If we imagine a bird as an emblem of freedom, then capitalism is much more akin to a cage in a house where the bird is told when to fly and lives under the watchful eye of a hungry cat.
What we see at the dawn of modern capitalism is a gigantic financial apparatus of credit and debt that operates—in practical effect—to pump more and more labor out of just about everyone with whom it comes into contact, and as a result produces an endlessly expanding volume of material goods. It does so not just by moral compulsion, but above all by using moral compulsion to mobilize sheer physical force.
At the end of this chapter, we have come into the industrial revolution. Capitalism is in full force, and Europe is — for the first time in history — approaching a standard of living that had been normal in China for millennia. Europe has abolished the slave trade after enslaving tens of millions of Africans, millions of whom died on the passage across the Atlantic. European conquests have killed millions of indigenous people in Oceania and the Americas and stolen their land. Having invented industrial warfare, the European rulers are preparing to invent industrial genocide. This is the culture of self-interest — a fine one imposes upon oneself for late payment of a debt to no one.

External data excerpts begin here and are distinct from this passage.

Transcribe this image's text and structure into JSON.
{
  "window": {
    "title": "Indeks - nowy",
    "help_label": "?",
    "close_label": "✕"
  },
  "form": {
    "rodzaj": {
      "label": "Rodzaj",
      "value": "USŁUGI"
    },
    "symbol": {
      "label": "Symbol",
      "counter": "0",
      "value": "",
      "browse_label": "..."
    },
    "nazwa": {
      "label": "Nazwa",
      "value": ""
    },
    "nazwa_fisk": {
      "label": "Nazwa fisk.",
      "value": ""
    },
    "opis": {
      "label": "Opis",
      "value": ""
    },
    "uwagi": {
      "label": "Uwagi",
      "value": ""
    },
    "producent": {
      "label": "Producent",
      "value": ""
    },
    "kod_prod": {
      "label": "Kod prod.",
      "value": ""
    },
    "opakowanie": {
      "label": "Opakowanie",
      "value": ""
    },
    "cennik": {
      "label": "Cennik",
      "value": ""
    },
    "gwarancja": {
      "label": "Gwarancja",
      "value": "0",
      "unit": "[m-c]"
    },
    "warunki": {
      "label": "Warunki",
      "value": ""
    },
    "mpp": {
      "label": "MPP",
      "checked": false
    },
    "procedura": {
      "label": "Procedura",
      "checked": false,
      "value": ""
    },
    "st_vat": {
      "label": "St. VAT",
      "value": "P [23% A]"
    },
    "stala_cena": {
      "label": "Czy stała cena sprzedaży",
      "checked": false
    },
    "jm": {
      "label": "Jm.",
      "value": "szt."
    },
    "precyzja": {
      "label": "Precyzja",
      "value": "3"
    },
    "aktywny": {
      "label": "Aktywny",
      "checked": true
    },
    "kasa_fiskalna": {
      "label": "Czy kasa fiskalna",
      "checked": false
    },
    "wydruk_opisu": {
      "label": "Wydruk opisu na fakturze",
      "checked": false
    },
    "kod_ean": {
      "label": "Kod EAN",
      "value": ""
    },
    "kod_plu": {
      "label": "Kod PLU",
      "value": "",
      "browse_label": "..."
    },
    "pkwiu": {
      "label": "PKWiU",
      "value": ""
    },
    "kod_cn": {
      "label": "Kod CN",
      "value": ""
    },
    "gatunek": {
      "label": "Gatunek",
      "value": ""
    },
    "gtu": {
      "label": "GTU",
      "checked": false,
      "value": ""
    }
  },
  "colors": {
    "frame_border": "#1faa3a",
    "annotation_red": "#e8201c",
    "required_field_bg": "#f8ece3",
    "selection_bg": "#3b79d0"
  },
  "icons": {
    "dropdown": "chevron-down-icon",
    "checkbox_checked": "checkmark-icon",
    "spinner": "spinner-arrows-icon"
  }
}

Curiously, capitalism has always embodied an unsettling contradiction: how can a system grow forever? Any capitalist will say that this is essential to capitalism. Graeber argues: they didn't expect it to grow forever; they expected it to self-destruct.
Almost none of the great theorists of capitalism, from anywhere on the political spectrum... felt that capitalism was likely to be around for more than another generation or two at the most... the moment that the fear of imminent social revolution no longer seemed plausible, by the end of World War II, we were immediately presented with the specter of nuclear holocaust. Then, when that no longer seemed plausible, we discovered global warming. This is not to say that these threats were not, and are not, real. Yet it does seem strange that capitalism feels the constant need to imagine, or to actually manufacture, the means of its own imminent extinction... Presented with the prospect of its own eternity, capitalism—or anyway, financial capitalism—simply explodes.
The success of capitalism rests on a secret premise that it will inevitably bring about its own end—the ultimate reckoning of debts. And those generations of capitalists who have already departed will leave the rest of us to foot the bill.